The Protector of Christmas

I suppose when you do anything 44 times, the magic starts to wear off.

When you’re a kid, everything about Christmas is exciting. The lights, the songs, the cookies and candy canes, the presents, the television specials, the rituals… everything is so new and exhilarating. I was the kid who laid in bed every year the night before Christmas with his stomach in knots, staring at the clock for hours at a time and watching the minutes tick by, one by one, until it was time to wake up and see what Santa had brought. Nothing was more exciting to me as a kid than Christmas.

Then I became a teen. Then I moved out. Then I got married. Then Susan and I began debating whether or not we should wrap our gifts for each other. Right around the time Christmas began to feel like we were just going through the motions Mason was born, and everything started all over again.

Mason, our oldest, turned sixteen this month. His visions of sugarplums have been replaced by teenage girls and fast cars. Susan has been maxed out on a work project for several weeks, and I’ve been busy myself between work and school and writing.

And then there’s Morgan.

Had she got her way this year, the Christmas tree would have gone up the day after Halloween. After multiple rounds of negotiations we agreed on the day after Thanksgiving, and before the turkey had even made it to the fridge, Morgan was already hanging tinsel on the tree in the corner.

On the last day of school before Christmas break, Morgan went to school wearing a holiday sweater, red and white striped tights, and jingle bells. Lots and lots of jingle bells. Oh, and reindeer antlers.

Every year we have a traditional cooking making party. This year nobody came, but that didn’t stop Morgan. Susan made sugar cookie dough and Morgan sat at the kitchen table, mostly by herself with occasional visits from me and Susan, making Christmas cookies.

And where she drew the line, I think, was when Susan tried to throw away our old animatronic Santa. Santa used to shake his booty and sang Jingle Bells, but over the years he fell apart and his head got separated from his body. This year when nobody could find his head, the body went into the trash. The following week, someone found the head. Susan tried to throw it away too, but it’s tough to sneak things past Morgan.
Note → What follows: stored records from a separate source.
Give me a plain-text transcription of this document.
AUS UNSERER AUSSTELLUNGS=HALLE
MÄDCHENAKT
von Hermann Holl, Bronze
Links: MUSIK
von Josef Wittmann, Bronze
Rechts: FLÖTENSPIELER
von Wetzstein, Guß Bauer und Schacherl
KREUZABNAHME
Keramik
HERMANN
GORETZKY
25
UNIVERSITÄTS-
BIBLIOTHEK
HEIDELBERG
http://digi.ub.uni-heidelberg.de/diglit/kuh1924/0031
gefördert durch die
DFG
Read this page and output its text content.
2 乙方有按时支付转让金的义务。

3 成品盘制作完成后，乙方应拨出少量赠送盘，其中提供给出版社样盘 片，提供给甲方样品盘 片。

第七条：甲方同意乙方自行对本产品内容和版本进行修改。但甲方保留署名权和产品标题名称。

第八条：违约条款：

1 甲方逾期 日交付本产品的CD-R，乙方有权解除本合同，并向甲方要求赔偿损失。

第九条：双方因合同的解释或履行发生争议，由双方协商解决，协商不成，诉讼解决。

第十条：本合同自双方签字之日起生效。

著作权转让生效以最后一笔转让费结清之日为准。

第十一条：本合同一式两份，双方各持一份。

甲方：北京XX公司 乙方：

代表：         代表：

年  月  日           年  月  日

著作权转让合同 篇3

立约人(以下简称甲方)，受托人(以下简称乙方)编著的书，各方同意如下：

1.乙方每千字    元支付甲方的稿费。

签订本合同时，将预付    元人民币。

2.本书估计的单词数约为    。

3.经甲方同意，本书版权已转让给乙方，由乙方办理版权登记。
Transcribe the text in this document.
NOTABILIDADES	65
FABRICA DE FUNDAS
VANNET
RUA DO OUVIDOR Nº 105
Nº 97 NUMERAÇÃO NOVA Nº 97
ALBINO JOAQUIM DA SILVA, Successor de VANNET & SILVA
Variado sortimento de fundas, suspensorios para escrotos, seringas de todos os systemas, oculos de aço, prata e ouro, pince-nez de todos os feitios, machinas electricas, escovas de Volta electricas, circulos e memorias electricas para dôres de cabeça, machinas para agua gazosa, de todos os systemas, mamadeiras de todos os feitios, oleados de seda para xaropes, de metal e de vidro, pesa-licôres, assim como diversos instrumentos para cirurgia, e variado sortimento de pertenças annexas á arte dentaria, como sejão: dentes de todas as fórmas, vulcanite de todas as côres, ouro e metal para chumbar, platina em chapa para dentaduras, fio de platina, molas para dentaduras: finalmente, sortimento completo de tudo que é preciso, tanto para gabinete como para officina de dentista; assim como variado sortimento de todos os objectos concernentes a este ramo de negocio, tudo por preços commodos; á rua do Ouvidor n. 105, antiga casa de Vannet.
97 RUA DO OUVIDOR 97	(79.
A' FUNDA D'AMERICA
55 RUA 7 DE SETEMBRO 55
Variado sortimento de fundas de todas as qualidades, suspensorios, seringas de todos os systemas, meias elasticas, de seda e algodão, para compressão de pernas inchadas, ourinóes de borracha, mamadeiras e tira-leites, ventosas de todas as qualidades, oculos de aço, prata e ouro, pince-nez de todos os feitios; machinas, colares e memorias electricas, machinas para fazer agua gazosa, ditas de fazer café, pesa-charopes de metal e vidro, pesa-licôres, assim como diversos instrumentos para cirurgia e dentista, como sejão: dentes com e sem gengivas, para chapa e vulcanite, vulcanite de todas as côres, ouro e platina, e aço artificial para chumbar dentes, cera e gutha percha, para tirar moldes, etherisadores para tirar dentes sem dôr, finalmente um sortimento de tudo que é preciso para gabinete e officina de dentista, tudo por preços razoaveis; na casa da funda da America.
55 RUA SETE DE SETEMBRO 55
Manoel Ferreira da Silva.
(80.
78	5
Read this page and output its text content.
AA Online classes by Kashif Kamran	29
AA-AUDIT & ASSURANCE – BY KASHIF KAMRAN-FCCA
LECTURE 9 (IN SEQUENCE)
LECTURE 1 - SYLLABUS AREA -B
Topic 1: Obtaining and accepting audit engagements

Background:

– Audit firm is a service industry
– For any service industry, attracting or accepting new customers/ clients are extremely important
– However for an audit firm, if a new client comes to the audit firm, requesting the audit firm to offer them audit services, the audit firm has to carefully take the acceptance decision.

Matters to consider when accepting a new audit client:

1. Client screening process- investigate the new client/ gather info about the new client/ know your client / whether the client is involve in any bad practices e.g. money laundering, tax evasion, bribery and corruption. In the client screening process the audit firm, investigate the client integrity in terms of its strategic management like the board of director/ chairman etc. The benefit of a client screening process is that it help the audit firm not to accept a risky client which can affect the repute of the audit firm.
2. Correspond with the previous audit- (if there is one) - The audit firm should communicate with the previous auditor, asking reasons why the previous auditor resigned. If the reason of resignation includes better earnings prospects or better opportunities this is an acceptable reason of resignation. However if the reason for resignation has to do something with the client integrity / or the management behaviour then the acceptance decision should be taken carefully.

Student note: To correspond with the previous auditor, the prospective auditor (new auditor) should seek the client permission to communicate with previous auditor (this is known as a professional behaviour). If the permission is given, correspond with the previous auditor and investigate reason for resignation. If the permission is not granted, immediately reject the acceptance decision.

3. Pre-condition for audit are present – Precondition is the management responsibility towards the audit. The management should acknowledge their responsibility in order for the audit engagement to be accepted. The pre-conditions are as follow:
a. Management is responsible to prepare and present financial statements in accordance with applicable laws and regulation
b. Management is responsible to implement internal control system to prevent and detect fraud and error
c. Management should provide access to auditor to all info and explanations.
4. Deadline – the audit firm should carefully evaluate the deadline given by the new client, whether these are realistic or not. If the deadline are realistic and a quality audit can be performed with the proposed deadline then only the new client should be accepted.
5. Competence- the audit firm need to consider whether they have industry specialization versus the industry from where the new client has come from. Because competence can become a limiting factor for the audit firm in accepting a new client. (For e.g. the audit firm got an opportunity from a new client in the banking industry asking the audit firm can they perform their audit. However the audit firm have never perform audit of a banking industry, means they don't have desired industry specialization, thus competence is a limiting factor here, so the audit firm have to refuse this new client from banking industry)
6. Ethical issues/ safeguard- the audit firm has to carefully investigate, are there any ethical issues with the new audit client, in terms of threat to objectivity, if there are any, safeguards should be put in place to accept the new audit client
The next time we saw Santa’s head Morgan had mounted it on the end of a pole and announced to us all, “I am the Protector of Christmas.”

And so, last night, I, Susan, Mason, and the Protector of Christmas drove around Oklahoma City looking at Christmas lights. Susan drove, I took pictures, Mason played on his phone, and Morgan looked out the window with each Christmas decoration she saw sparkling in her eyes. We drove through three neighborhoods before she’d had her fill, and then it was back to the house where she could re-sort the packages under the tree, ask if anybody needed anything else wrapped, and try to hold it together for a couple more days.

One tradition we’ve continued from my childhood is that the kids can’t open their gifts until six a.m., Christmas morning. When I gently suggested to Morgan this year that everyone might want to sleep in a little bit, the Protector of Christmas was having none of that. With Santa’s head mounted to a pole, we were informed that Christmas would begin at six a.m., the same time it always begins, or else.

When a kid with Santa’s head mounted to a pole tells you to do something, you listen.

4 comments to The Protector of Christmas

  • Aaron

    Wow, Christmas at the O’Hara’s just went all Lord Of The Flies. ;) Merry Christmas guys!

  • Ken Autry

    we miss Mason being a Kid! thank Goodness we still have Morgan and the “Protector of Christmas” Uncle Kenny and Aunt Barbara we miss you all !!

  • AArdvark

    I love the part about Santa on a stick, it’s like Jesus only not as graphic.

    Seriously, I hope she keeps hearing the bell ring long after everyone else.

    THE
    DEAF
    AARDVAK

  • Paul in AZ

    This is a great piece. Like the season itself, enthusiasm for Christmas comes and goes. We all need a Morgan in our lives – a “Protector of Christmas.”